Yes! As part of a healthy diet, 100 percent fruit juice offers a convenient, affordable, and nutrient-dense option that can help families meet recommended dietary goals. A 2012 study of children and adolescents published in Public Health Nutrition concluded that consumption of 100 percent fruit juice is associated with improved nutrient adequacy and can contribute to a healthy diet. As noted above, according to Dr. Theresa Nicklas of the Children’s Nutrition Research Center at Baylor College of Medicine, a professor of pediatrics who has conducted research on juice consumption, “One hundred percent juice is and always has been a choice you can feel good about serving your family.”
Adding water to your 100 percent juice may cut down on the sugar and calories per serving, but it also reduces the amount of nutrients. You can see the rich color given by the nutrients fade as you add water. Unless you prefer the taste, it is not necessary to add water to your juice.
Visit our Health & Nutrition Information page which discusses how juice fits into a healthy lifestyle. You can also check out the latest peer-reviewed research about juice.
As in previous Dietary Guidelines, the 2015 – 2020 report includes 100% juice as part of the fruit food group. The Guidelines recommend 2 cup equivalents of fruit daily as part of a 2,000 calorie diet. One cup of 100% fruit juice counts as one cup of fruit and the report states that up to half the daily fruit intake may come from 100% juice. According to the Report, three-fourths of Americans don’t consume the recommended amount of fruits and vegetables. One-hundred percent juice is a simple and delicious way to boost your fruit intake.
Reports about substances such as lead in juice may have you asking, “What’s in my juice?” US juice producers want to assure you that we are committed to ensuring the safety of our products and we take your concerns seriously.
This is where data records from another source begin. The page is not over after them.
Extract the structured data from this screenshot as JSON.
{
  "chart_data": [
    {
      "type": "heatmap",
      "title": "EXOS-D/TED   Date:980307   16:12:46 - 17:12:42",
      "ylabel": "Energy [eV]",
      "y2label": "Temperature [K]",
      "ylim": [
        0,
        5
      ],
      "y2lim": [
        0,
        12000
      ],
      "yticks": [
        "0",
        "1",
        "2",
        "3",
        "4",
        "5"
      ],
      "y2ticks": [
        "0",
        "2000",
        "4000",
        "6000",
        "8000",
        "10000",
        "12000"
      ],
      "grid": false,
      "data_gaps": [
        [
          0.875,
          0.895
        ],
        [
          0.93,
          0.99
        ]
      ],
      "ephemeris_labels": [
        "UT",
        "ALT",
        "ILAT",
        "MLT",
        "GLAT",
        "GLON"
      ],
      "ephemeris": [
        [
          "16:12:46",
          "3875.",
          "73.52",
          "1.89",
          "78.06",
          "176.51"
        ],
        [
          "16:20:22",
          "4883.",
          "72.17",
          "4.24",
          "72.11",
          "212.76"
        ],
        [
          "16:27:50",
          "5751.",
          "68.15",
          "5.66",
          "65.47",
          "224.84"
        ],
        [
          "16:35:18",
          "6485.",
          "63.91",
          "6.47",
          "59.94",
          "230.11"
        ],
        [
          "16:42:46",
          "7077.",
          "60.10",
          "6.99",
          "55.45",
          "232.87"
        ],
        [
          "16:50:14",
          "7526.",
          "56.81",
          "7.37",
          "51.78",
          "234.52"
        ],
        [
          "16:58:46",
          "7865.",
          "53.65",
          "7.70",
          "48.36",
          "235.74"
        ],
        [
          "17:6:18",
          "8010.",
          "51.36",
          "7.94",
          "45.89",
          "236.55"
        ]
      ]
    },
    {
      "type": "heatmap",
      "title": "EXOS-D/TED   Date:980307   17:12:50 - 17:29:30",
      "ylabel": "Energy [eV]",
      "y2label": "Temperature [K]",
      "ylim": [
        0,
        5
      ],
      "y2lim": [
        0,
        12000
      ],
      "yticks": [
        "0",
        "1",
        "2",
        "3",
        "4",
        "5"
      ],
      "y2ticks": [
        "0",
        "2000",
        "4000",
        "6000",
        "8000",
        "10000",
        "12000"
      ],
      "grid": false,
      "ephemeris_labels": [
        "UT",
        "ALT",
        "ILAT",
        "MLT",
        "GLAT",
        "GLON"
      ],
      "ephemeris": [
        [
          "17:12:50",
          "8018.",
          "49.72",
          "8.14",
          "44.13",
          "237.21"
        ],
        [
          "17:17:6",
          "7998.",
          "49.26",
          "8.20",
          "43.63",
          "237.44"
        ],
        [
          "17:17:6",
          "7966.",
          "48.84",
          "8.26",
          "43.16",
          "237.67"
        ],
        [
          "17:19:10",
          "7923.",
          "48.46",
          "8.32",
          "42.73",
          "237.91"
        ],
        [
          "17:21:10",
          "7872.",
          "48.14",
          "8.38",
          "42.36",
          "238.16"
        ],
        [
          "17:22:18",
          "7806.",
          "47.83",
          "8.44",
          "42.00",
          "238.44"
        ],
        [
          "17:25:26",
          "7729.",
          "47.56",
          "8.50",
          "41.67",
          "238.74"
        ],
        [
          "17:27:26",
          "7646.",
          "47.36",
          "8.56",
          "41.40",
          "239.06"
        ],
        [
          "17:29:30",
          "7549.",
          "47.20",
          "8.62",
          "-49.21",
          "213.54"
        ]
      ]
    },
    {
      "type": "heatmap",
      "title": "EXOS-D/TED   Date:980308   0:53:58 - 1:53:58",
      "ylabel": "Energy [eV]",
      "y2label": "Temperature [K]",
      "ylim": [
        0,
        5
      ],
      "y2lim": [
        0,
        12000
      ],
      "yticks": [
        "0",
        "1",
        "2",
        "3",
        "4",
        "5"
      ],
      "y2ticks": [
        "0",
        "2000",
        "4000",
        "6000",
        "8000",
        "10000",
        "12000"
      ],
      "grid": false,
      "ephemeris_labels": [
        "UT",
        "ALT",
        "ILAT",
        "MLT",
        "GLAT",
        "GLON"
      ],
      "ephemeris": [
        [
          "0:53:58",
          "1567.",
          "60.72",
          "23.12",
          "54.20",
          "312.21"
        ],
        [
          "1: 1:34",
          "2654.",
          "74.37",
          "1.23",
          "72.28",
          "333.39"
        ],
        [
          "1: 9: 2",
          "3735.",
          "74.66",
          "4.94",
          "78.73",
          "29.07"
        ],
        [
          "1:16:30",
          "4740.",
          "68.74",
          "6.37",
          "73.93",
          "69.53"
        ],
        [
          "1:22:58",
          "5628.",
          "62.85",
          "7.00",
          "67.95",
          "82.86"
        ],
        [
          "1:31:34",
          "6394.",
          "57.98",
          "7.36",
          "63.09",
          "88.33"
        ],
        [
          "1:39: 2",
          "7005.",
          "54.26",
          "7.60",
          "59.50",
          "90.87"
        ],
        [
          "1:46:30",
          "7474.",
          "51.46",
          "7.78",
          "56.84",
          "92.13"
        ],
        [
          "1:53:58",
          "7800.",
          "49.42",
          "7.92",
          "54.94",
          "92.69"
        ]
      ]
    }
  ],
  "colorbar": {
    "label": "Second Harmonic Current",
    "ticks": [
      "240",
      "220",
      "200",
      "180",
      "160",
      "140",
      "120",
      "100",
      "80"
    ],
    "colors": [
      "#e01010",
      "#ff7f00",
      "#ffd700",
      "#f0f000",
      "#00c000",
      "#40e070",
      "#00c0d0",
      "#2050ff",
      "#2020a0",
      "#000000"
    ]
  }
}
We asked ourselves what someone like you might want to know, and compiled the answers to questions about fruit juice and lead, and fruit juice and glyphosate.
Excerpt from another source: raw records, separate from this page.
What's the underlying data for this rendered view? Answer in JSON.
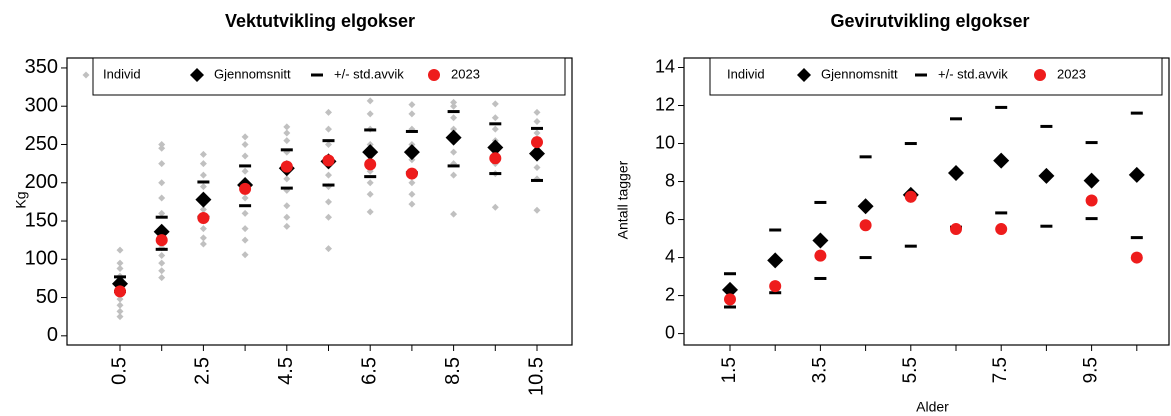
{
  "chart_data": [
    {
      "type": "scatter",
      "title": "Vektutvikling elgokser",
      "y_label": "Kg",
      "categories": [
        "0.5",
        null,
        "2.5",
        null,
        "4.5",
        null,
        "6.5",
        null,
        "8.5",
        null,
        "10.5"
      ],
      "ylim": [
        -12,
        363
      ],
      "yticks": [
        0,
        50,
        100,
        150,
        200,
        250,
        300,
        350
      ],
      "series": [
        {
          "name": "Individ",
          "color": "#c0c0c0",
          "marker": "small-diamond",
          "values": [
            [
              25,
              32,
              40,
              48,
              55,
              62,
              70,
              78,
              88,
              95,
              112
            ],
            [
              76,
              85,
              95,
              105,
              115,
              125,
              140,
              160,
              180,
              200,
              225,
              245,
              250
            ],
            [
              120,
              128,
              140,
              150,
              165,
              180,
              195,
              210,
              225,
              237
            ],
            [
              106,
              125,
              140,
              160,
              180,
              200,
              215,
              235,
              250,
              260
            ],
            [
              143,
              155,
              170,
              190,
              205,
              220,
              240,
              255,
              265,
              273
            ],
            [
              114,
              155,
              175,
              195,
              210,
              230,
              250,
              270,
              292
            ],
            [
              162,
              185,
              200,
              215,
              230,
              250,
              270,
              290,
              307
            ],
            [
              172,
              185,
              200,
              215,
              230,
              250,
              270,
              290,
              302
            ],
            [
              159,
              210,
              225,
              240,
              255,
              270,
              285,
              300,
              305
            ],
            [
              168,
              212,
              225,
              240,
              255,
              270,
              285,
              303
            ],
            [
              164,
              205,
              220,
              235,
              250,
              265,
              280,
              292
            ]
          ]
        },
        {
          "name": "Gjennomsnitt",
          "color": "#000000",
          "marker": "diamond",
          "values": [
            68,
            136,
            178,
            197,
            219,
            228,
            240,
            240,
            259,
            246,
            238
          ]
        },
        {
          "name": "+/- std.avvik",
          "color": "#000000",
          "marker": "dash",
          "values": [
            [
              58,
              77
            ],
            [
              113,
              155
            ],
            [
              155,
              201
            ],
            [
              170,
              222
            ],
            [
              193,
              243
            ],
            [
              197,
              255
            ],
            [
              208,
              269
            ],
            [
              213,
              267
            ],
            [
              222,
              293
            ],
            [
              212,
              277
            ],
            [
              203,
              271
            ]
          ]
        },
        {
          "name": "2023",
          "color": "#ee1c1c",
          "marker": "circle",
          "values": [
            58,
            125,
            154,
            192,
            221,
            229,
            224,
            212,
            null,
            232,
            253
          ]
        }
      ]
    },
    {
      "type": "scatter",
      "title": "Gevirutvikling elgokser",
      "y_label": "Antall tagger",
      "x_label": "Alder",
      "categories": [
        "1.5",
        null,
        "3.5",
        null,
        "5.5",
        null,
        "7.5",
        null,
        "9.5",
        null
      ],
      "ylim": [
        -0.6,
        14.5
      ],
      "yticks": [
        0,
        2,
        4,
        6,
        8,
        10,
        12,
        14
      ],
      "series": [
        {
          "name": "Individ",
          "marker": "none",
          "values": [
            [],
            [],
            [],
            [],
            [],
            [],
            [],
            [],
            [],
            []
          ]
        },
        {
          "name": "Gjennomsnitt",
          "color": "#000000",
          "marker": "diamond",
          "values": [
            2.3,
            3.85,
            4.9,
            6.7,
            7.3,
            8.45,
            9.1,
            8.3,
            8.05,
            8.35
          ]
        },
        {
          "name": "+/- std.avvik",
          "color": "#000000",
          "marker": "dash",
          "values": [
            [
              1.4,
              3.15
            ],
            [
              2.15,
              5.45
            ],
            [
              2.9,
              6.9
            ],
            [
              4.0,
              9.3
            ],
            [
              4.6,
              10.0
            ],
            [
              5.6,
              11.3
            ],
            [
              6.35,
              11.9
            ],
            [
              5.65,
              10.9
            ],
            [
              6.05,
              10.05
            ],
            [
              5.05,
              11.6
            ]
          ]
        },
        {
          "name": "2023",
          "color": "#ee1c1c",
          "marker": "circle",
          "values": [
            1.8,
            2.5,
            4.1,
            5.7,
            7.2,
            5.5,
            5.5,
            null,
            7.0,
            4.0
          ]
        }
      ]
    }
  ]
}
Weight management is a complex issue that involves many factors, and can be different from one person to the next. Primary influences on weight management are diet quality and exercise, but age, hormones, sleep, illness, medications and other factors can have an impact. Research shows that people who consume 100% fruit juice have higher quality diets, eat more whole fruit, and have either comparable or higher total dietary fiber in their diets as well as lower intakes of saturated fat, total fat, sodium and added sugar than non-juice drinkers. As these are all markers of good nutrition, drinking appropriate amounts of juice may help with weight management.
It is common for post-menopausal women to feel particularly challenged to maintain their premenopausal weight. This is attributable to normal aging processes as well as a slowing of the resting metabolism, which means that women post-menopause burn fewer calories than they did before. No single food can be attributed to post-menopausal weight gain. For effective weight management post menopause, women should pay close attention to their overall diet and exercise regimens.